Bond University


[Extract] In Part One of this article, we posed the question ‘Why teach ADR to Law Students?’ The question was generated by a review of the literature on the teaching of Alternative Dispute Resolution (ADR) in a number of Western countries, particularly the United States and Australia. The literature revealed that many law schools in these countries have demonstrated a commitment to teaching ADR theory and practice to their students in keeping with the upsurge in clinical education and the belief that ‘black letter’ law units expose students to a narrow perspective of legal practice. The commonly held view is that legal education should teach law students ‘what lawyers need to be able to do’ not just ‘what lawyers need to know’.[...] Part One of this article raised important questions for both the academy and the profession. It addressed the question ‘Why teach ADR in law school?’ In other words, to what extent is it giving students who are bombarded with the adversarial, positional direction of the traditional ‘black letter’ subjects’ insights into the collaborative, problem-solving approach, essential for 21st century lawyering? It also noted that attitudinal change, if any, that may ensue as a result of teaching ADR subjects to law students, remains an important question for research in both the fields of legal education and legal professional practice. Part Two of the article examines this latter topic.
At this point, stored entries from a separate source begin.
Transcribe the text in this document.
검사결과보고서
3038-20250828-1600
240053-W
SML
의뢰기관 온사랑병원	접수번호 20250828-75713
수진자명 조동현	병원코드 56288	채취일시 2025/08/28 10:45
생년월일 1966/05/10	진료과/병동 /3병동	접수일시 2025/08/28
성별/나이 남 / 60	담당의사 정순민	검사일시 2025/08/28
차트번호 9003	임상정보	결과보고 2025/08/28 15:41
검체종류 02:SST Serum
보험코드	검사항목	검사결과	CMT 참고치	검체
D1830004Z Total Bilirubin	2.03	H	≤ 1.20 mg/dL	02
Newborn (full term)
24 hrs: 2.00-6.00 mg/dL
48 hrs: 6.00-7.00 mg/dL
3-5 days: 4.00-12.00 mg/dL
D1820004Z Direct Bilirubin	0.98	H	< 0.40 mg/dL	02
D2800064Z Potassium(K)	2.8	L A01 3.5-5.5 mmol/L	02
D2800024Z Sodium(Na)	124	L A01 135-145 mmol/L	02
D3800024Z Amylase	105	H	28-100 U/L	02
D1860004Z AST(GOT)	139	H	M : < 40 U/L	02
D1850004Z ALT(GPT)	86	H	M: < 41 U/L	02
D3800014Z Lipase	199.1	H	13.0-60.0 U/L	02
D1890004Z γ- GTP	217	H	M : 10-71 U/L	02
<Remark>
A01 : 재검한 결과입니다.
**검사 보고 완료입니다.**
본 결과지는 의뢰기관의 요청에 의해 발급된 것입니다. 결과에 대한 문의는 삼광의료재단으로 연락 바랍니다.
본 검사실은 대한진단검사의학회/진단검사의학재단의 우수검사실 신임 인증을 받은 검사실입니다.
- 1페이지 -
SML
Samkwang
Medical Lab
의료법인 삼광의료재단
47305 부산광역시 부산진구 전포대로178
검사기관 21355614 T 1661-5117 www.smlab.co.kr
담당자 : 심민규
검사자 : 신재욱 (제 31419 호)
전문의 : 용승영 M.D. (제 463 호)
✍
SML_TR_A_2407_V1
In the presentation of this part of our work, we seek to suggest some answers to these questions by reporting on an empirical pilot study of teaching ADR as a mandatory unit to first-year law students at La Trobe University in 2005.5 This article provides a brief profile of the students undertaking the unit along a variety of measures and then focuses on a detailed exploration of their views towards ways in which the legal profession manages disputes.